Here is my original essay on the NK crisis, where I called NK ‘the boy who cried wolf’: no one believes their war-mongering rhetoric anymore, because they say outrageous stuff all the time that they never follow-up on. That piece enjoyed good traffic at the Diplomat, where it was originally posted. So I wrote a response to the comments made both there and at Reddit. That response was originally posted at the Chinese Policy Institute Blog of the University of Nottingham and at e-IR. I re-post it here for convenience. I would like to thank John Sullivan of Nottingham and Max Nurnus of e-IR for soliciting me.
Rather than respond individually – some of those guys at Reddit are just off-the-wall – I thought I would provide some general follow-up to certain critiques that showed up regularly.
1. You’re just an arm-chair general, air-head liberal, cloistered academic hack, and so on.
I was surprised that the essay was taken by some as ‘liberal’ or ‘blind to the NK threat’ and so on.

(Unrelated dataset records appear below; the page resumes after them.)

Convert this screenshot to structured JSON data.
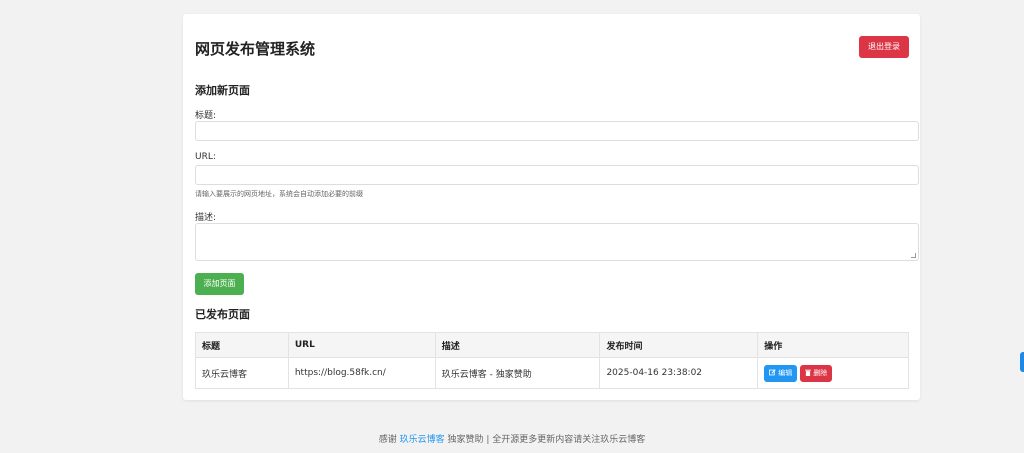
{
  "header": {
    "title": "网页发布管理系统",
    "logout_label": "退出登录"
  },
  "form": {
    "section_title": "添加新页面",
    "title_label": "标题:",
    "title_value": "",
    "url_label": "URL:",
    "url_value": "",
    "url_help": "请输入要展示的网页地址，系统会自动添加必要的前缀",
    "desc_label": "描述:",
    "desc_value": "",
    "submit_label": "添加页面"
  },
  "published": {
    "section_title": "已发布页面",
    "columns": [
      "标题",
      "URL",
      "描述",
      "发布时间",
      "操作"
    ],
    "rows": [
      {
        "title": "玖乐云博客",
        "url": "https://blog.58fk.cn/",
        "description": "玖乐云博客 - 独家赞助",
        "published_at": "2025-04-16 23:38:02",
        "edit_label": "编辑",
        "delete_label": "删除"
      }
    ]
  },
  "footer": {
    "prefix": "感谢",
    "link_text": "玖乐云博客",
    "suffix": "独家赞助 | 全开源更多更新内容请关注玖乐云博客"
  },
  "colors": {
    "danger": "#dc3545",
    "success": "#4caf50",
    "primary": "#2196f3"
  }
}
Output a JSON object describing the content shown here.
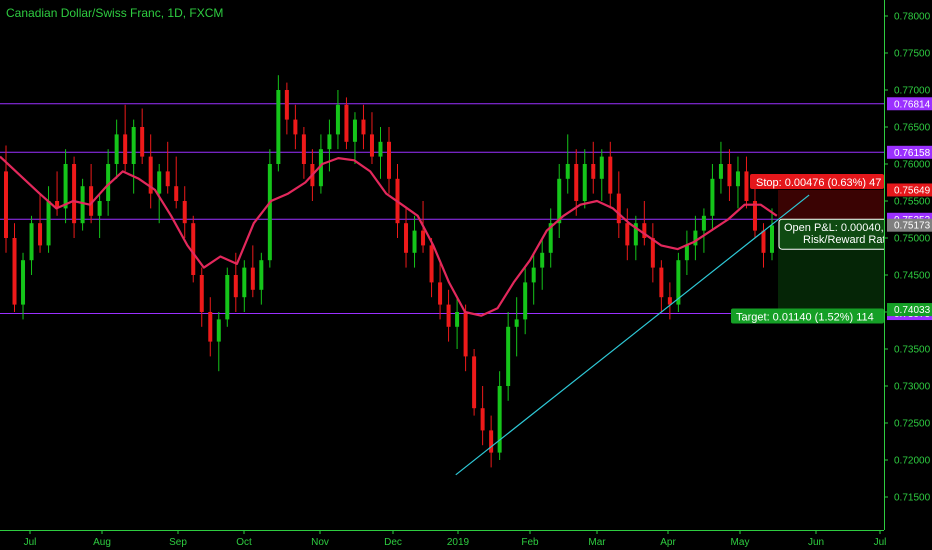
{
  "chart_data": {
    "type": "candlestick",
    "title": "Canadian Dollar/Swiss Franc, 1D, FXCM",
    "ylim": [
      0.712,
      0.7815
    ],
    "y_ticks": [
      "0.78000",
      "0.77500",
      "0.77000",
      "0.76500",
      "0.76000",
      "0.75500",
      "0.75000",
      "0.74500",
      "0.74000",
      "0.73500",
      "0.73000",
      "0.72500",
      "0.72000",
      "0.71500"
    ],
    "x_labels": [
      "Jul",
      "Aug",
      "Sep",
      "Oct",
      "Nov",
      "Dec",
      "2019",
      "Feb",
      "Mar",
      "Apr",
      "May",
      "Jun",
      "Jul"
    ],
    "grid": false,
    "colors": {
      "up": "#15c51a",
      "down": "#ee1a1a",
      "ma": "#e3285c",
      "trend": "#2ec8d6",
      "level": "#9b30ff",
      "axis": "#2ecc40",
      "stop": "#e5171b",
      "target": "#159f26",
      "current": "#7f7f7f"
    },
    "horizontal_levels": [
      {
        "price": 0.76814,
        "label": "0.76814"
      },
      {
        "price": 0.76158,
        "label": "0.76158"
      },
      {
        "price": 0.75253,
        "label": "0.75253"
      },
      {
        "price": 0.73979,
        "label": "0.73979"
      }
    ],
    "price_tags": [
      {
        "price": 0.75649,
        "label": "0.75649",
        "kind": "stop"
      },
      {
        "price": 0.75173,
        "label": "0.75173",
        "kind": "current"
      },
      {
        "price": 0.74033,
        "label": "0.74033",
        "kind": "target"
      }
    ],
    "moving_average": [
      {
        "x": "2018-06-29",
        "y": 0.761
      },
      {
        "x": "2018-07-06",
        "y": 0.756
      },
      {
        "x": "2018-07-13",
        "y": 0.754
      },
      {
        "x": "2018-07-20",
        "y": 0.755
      },
      {
        "x": "2018-07-27",
        "y": 0.7545
      },
      {
        "x": "2018-08-03",
        "y": 0.757
      },
      {
        "x": "2018-08-10",
        "y": 0.759
      },
      {
        "x": "2018-08-17",
        "y": 0.758
      },
      {
        "x": "2018-08-24",
        "y": 0.7565
      },
      {
        "x": "2018-08-31",
        "y": 0.753
      },
      {
        "x": "2018-09-07",
        "y": 0.749
      },
      {
        "x": "2018-09-14",
        "y": 0.746
      },
      {
        "x": "2018-09-21",
        "y": 0.7475
      },
      {
        "x": "2018-09-28",
        "y": 0.7465
      },
      {
        "x": "2018-10-05",
        "y": 0.752
      },
      {
        "x": "2018-10-12",
        "y": 0.755
      },
      {
        "x": "2018-10-19",
        "y": 0.756
      },
      {
        "x": "2018-10-26",
        "y": 0.7575
      },
      {
        "x": "2018-11-02",
        "y": 0.76
      },
      {
        "x": "2018-11-09",
        "y": 0.7608
      },
      {
        "x": "2018-11-16",
        "y": 0.7605
      },
      {
        "x": "2018-11-23",
        "y": 0.759
      },
      {
        "x": "2018-11-30",
        "y": 0.756
      },
      {
        "x": "2018-12-07",
        "y": 0.7545
      },
      {
        "x": "2018-12-14",
        "y": 0.753
      },
      {
        "x": "2018-12-21",
        "y": 0.749
      },
      {
        "x": "2018-12-28",
        "y": 0.744
      },
      {
        "x": "2019-01-04",
        "y": 0.74
      },
      {
        "x": "2019-01-11",
        "y": 0.7395
      },
      {
        "x": "2019-01-18",
        "y": 0.7405
      },
      {
        "x": "2019-01-25",
        "y": 0.744
      },
      {
        "x": "2019-02-01",
        "y": 0.747
      },
      {
        "x": "2019-02-08",
        "y": 0.751
      },
      {
        "x": "2019-02-15",
        "y": 0.753
      },
      {
        "x": "2019-02-22",
        "y": 0.7545
      },
      {
        "x": "2019-03-01",
        "y": 0.755
      },
      {
        "x": "2019-03-08",
        "y": 0.754
      },
      {
        "x": "2019-03-15",
        "y": 0.752
      },
      {
        "x": "2019-03-22",
        "y": 0.7505
      },
      {
        "x": "2019-03-29",
        "y": 0.749
      },
      {
        "x": "2019-04-05",
        "y": 0.7485
      },
      {
        "x": "2019-04-12",
        "y": 0.7495
      },
      {
        "x": "2019-04-19",
        "y": 0.751
      },
      {
        "x": "2019-04-26",
        "y": 0.7525
      },
      {
        "x": "2019-05-03",
        "y": 0.7545
      },
      {
        "x": "2019-05-10",
        "y": 0.7545
      },
      {
        "x": "2019-05-17",
        "y": 0.753
      }
    ],
    "trendline": [
      {
        "x": "2018-12-31",
        "y": 0.718
      },
      {
        "x": "2019-05-31",
        "y": 0.7558
      }
    ],
    "position": {
      "entry": 0.75173,
      "stop": 0.75649,
      "target": 0.74033,
      "stop_label": "Stop: 0.00476 (0.63%) 47",
      "target_label": "Target: 0.01140 (1.52%) 114",
      "pnl_label": "Open P&L: 0.00040,",
      "rr_label": "Risk/Reward Rat"
    },
    "candles": [
      {
        "o": 0.759,
        "h": 0.7625,
        "l": 0.748,
        "c": 0.75
      },
      {
        "o": 0.75,
        "h": 0.752,
        "l": 0.74,
        "c": 0.741
      },
      {
        "o": 0.741,
        "h": 0.748,
        "l": 0.739,
        "c": 0.747
      },
      {
        "o": 0.747,
        "h": 0.753,
        "l": 0.745,
        "c": 0.752
      },
      {
        "o": 0.752,
        "h": 0.756,
        "l": 0.748,
        "c": 0.749
      },
      {
        "o": 0.749,
        "h": 0.757,
        "l": 0.748,
        "c": 0.755
      },
      {
        "o": 0.755,
        "h": 0.759,
        "l": 0.753,
        "c": 0.754
      },
      {
        "o": 0.754,
        "h": 0.762,
        "l": 0.752,
        "c": 0.76
      },
      {
        "o": 0.76,
        "h": 0.761,
        "l": 0.75,
        "c": 0.752
      },
      {
        "o": 0.752,
        "h": 0.758,
        "l": 0.751,
        "c": 0.757
      },
      {
        "o": 0.757,
        "h": 0.76,
        "l": 0.752,
        "c": 0.753
      },
      {
        "o": 0.753,
        "h": 0.756,
        "l": 0.75,
        "c": 0.755
      },
      {
        "o": 0.755,
        "h": 0.762,
        "l": 0.753,
        "c": 0.76
      },
      {
        "o": 0.76,
        "h": 0.766,
        "l": 0.758,
        "c": 0.764
      },
      {
        "o": 0.764,
        "h": 0.768,
        "l": 0.759,
        "c": 0.76
      },
      {
        "o": 0.76,
        "h": 0.766,
        "l": 0.756,
        "c": 0.765
      },
      {
        "o": 0.765,
        "h": 0.7675,
        "l": 0.76,
        "c": 0.761
      },
      {
        "o": 0.761,
        "h": 0.764,
        "l": 0.754,
        "c": 0.756
      },
      {
        "o": 0.756,
        "h": 0.76,
        "l": 0.752,
        "c": 0.759
      },
      {
        "o": 0.759,
        "h": 0.763,
        "l": 0.756,
        "c": 0.757
      },
      {
        "o": 0.757,
        "h": 0.761,
        "l": 0.754,
        "c": 0.755
      },
      {
        "o": 0.755,
        "h": 0.757,
        "l": 0.75,
        "c": 0.752
      },
      {
        "o": 0.752,
        "h": 0.753,
        "l": 0.744,
        "c": 0.745
      },
      {
        "o": 0.745,
        "h": 0.746,
        "l": 0.738,
        "c": 0.74
      },
      {
        "o": 0.74,
        "h": 0.742,
        "l": 0.734,
        "c": 0.736
      },
      {
        "o": 0.736,
        "h": 0.74,
        "l": 0.732,
        "c": 0.739
      },
      {
        "o": 0.739,
        "h": 0.746,
        "l": 0.738,
        "c": 0.745
      },
      {
        "o": 0.745,
        "h": 0.748,
        "l": 0.74,
        "c": 0.742
      },
      {
        "o": 0.742,
        "h": 0.747,
        "l": 0.74,
        "c": 0.746
      },
      {
        "o": 0.746,
        "h": 0.749,
        "l": 0.742,
        "c": 0.743
      },
      {
        "o": 0.743,
        "h": 0.748,
        "l": 0.741,
        "c": 0.747
      },
      {
        "o": 0.747,
        "h": 0.762,
        "l": 0.746,
        "c": 0.76
      },
      {
        "o": 0.76,
        "h": 0.772,
        "l": 0.759,
        "c": 0.77
      },
      {
        "o": 0.77,
        "h": 0.771,
        "l": 0.764,
        "c": 0.766
      },
      {
        "o": 0.766,
        "h": 0.768,
        "l": 0.762,
        "c": 0.764
      },
      {
        "o": 0.764,
        "h": 0.765,
        "l": 0.758,
        "c": 0.76
      },
      {
        "o": 0.76,
        "h": 0.762,
        "l": 0.755,
        "c": 0.757
      },
      {
        "o": 0.757,
        "h": 0.764,
        "l": 0.756,
        "c": 0.762
      },
      {
        "o": 0.762,
        "h": 0.766,
        "l": 0.759,
        "c": 0.764
      },
      {
        "o": 0.764,
        "h": 0.77,
        "l": 0.762,
        "c": 0.768
      },
      {
        "o": 0.768,
        "h": 0.769,
        "l": 0.762,
        "c": 0.763
      },
      {
        "o": 0.763,
        "h": 0.767,
        "l": 0.76,
        "c": 0.766
      },
      {
        "o": 0.766,
        "h": 0.768,
        "l": 0.762,
        "c": 0.764
      },
      {
        "o": 0.764,
        "h": 0.767,
        "l": 0.76,
        "c": 0.761
      },
      {
        "o": 0.761,
        "h": 0.765,
        "l": 0.758,
        "c": 0.763
      },
      {
        "o": 0.763,
        "h": 0.765,
        "l": 0.756,
        "c": 0.758
      },
      {
        "o": 0.758,
        "h": 0.76,
        "l": 0.75,
        "c": 0.752
      },
      {
        "o": 0.752,
        "h": 0.754,
        "l": 0.746,
        "c": 0.748
      },
      {
        "o": 0.748,
        "h": 0.753,
        "l": 0.746,
        "c": 0.751
      },
      {
        "o": 0.751,
        "h": 0.755,
        "l": 0.748,
        "c": 0.749
      },
      {
        "o": 0.749,
        "h": 0.75,
        "l": 0.742,
        "c": 0.744
      },
      {
        "o": 0.744,
        "h": 0.747,
        "l": 0.739,
        "c": 0.741
      },
      {
        "o": 0.741,
        "h": 0.743,
        "l": 0.736,
        "c": 0.738
      },
      {
        "o": 0.738,
        "h": 0.742,
        "l": 0.735,
        "c": 0.74
      },
      {
        "o": 0.74,
        "h": 0.741,
        "l": 0.732,
        "c": 0.734
      },
      {
        "o": 0.734,
        "h": 0.735,
        "l": 0.726,
        "c": 0.727
      },
      {
        "o": 0.727,
        "h": 0.73,
        "l": 0.722,
        "c": 0.724
      },
      {
        "o": 0.724,
        "h": 0.726,
        "l": 0.719,
        "c": 0.721
      },
      {
        "o": 0.721,
        "h": 0.732,
        "l": 0.72,
        "c": 0.73
      },
      {
        "o": 0.73,
        "h": 0.74,
        "l": 0.728,
        "c": 0.738
      },
      {
        "o": 0.738,
        "h": 0.742,
        "l": 0.734,
        "c": 0.739
      },
      {
        "o": 0.739,
        "h": 0.746,
        "l": 0.737,
        "c": 0.744
      },
      {
        "o": 0.744,
        "h": 0.748,
        "l": 0.741,
        "c": 0.746
      },
      {
        "o": 0.746,
        "h": 0.75,
        "l": 0.743,
        "c": 0.748
      },
      {
        "o": 0.748,
        "h": 0.754,
        "l": 0.746,
        "c": 0.752
      },
      {
        "o": 0.752,
        "h": 0.76,
        "l": 0.75,
        "c": 0.758
      },
      {
        "o": 0.758,
        "h": 0.764,
        "l": 0.756,
        "c": 0.76
      },
      {
        "o": 0.76,
        "h": 0.762,
        "l": 0.753,
        "c": 0.755
      },
      {
        "o": 0.755,
        "h": 0.762,
        "l": 0.754,
        "c": 0.76
      },
      {
        "o": 0.76,
        "h": 0.763,
        "l": 0.756,
        "c": 0.758
      },
      {
        "o": 0.758,
        "h": 0.762,
        "l": 0.755,
        "c": 0.761
      },
      {
        "o": 0.761,
        "h": 0.763,
        "l": 0.754,
        "c": 0.756
      },
      {
        "o": 0.756,
        "h": 0.759,
        "l": 0.75,
        "c": 0.752
      },
      {
        "o": 0.752,
        "h": 0.754,
        "l": 0.747,
        "c": 0.749
      },
      {
        "o": 0.749,
        "h": 0.753,
        "l": 0.747,
        "c": 0.752
      },
      {
        "o": 0.752,
        "h": 0.755,
        "l": 0.749,
        "c": 0.75
      },
      {
        "o": 0.75,
        "h": 0.752,
        "l": 0.744,
        "c": 0.746
      },
      {
        "o": 0.746,
        "h": 0.747,
        "l": 0.74,
        "c": 0.742
      },
      {
        "o": 0.742,
        "h": 0.744,
        "l": 0.739,
        "c": 0.741
      },
      {
        "o": 0.741,
        "h": 0.748,
        "l": 0.74,
        "c": 0.747
      },
      {
        "o": 0.747,
        "h": 0.751,
        "l": 0.745,
        "c": 0.749
      },
      {
        "o": 0.749,
        "h": 0.753,
        "l": 0.747,
        "c": 0.751
      },
      {
        "o": 0.751,
        "h": 0.754,
        "l": 0.748,
        "c": 0.753
      },
      {
        "o": 0.753,
        "h": 0.76,
        "l": 0.751,
        "c": 0.758
      },
      {
        "o": 0.758,
        "h": 0.763,
        "l": 0.756,
        "c": 0.76
      },
      {
        "o": 0.76,
        "h": 0.762,
        "l": 0.755,
        "c": 0.757
      },
      {
        "o": 0.757,
        "h": 0.761,
        "l": 0.754,
        "c": 0.759
      },
      {
        "o": 0.759,
        "h": 0.761,
        "l": 0.754,
        "c": 0.755
      },
      {
        "o": 0.755,
        "h": 0.757,
        "l": 0.75,
        "c": 0.751
      },
      {
        "o": 0.751,
        "h": 0.752,
        "l": 0.746,
        "c": 0.748
      },
      {
        "o": 0.748,
        "h": 0.754,
        "l": 0.747,
        "c": 0.7517
      }
    ]
  }
}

I am actually fairly hawkish on NK. I think the Sunshine Policy failed and should not be tried again unless NK makes real concessions it did not last time. I also think the Six Party Talks were a gimmick to allow NK to play China, the US, SK, Japan, and Russia off against each other. For example, Kim Jong Il mentioned in the context of those talks that NK could be an ally of the US against China, and a lot of people think NK built nuclear weapons to prevent Chinese political domination even as NK becomes its economic colony.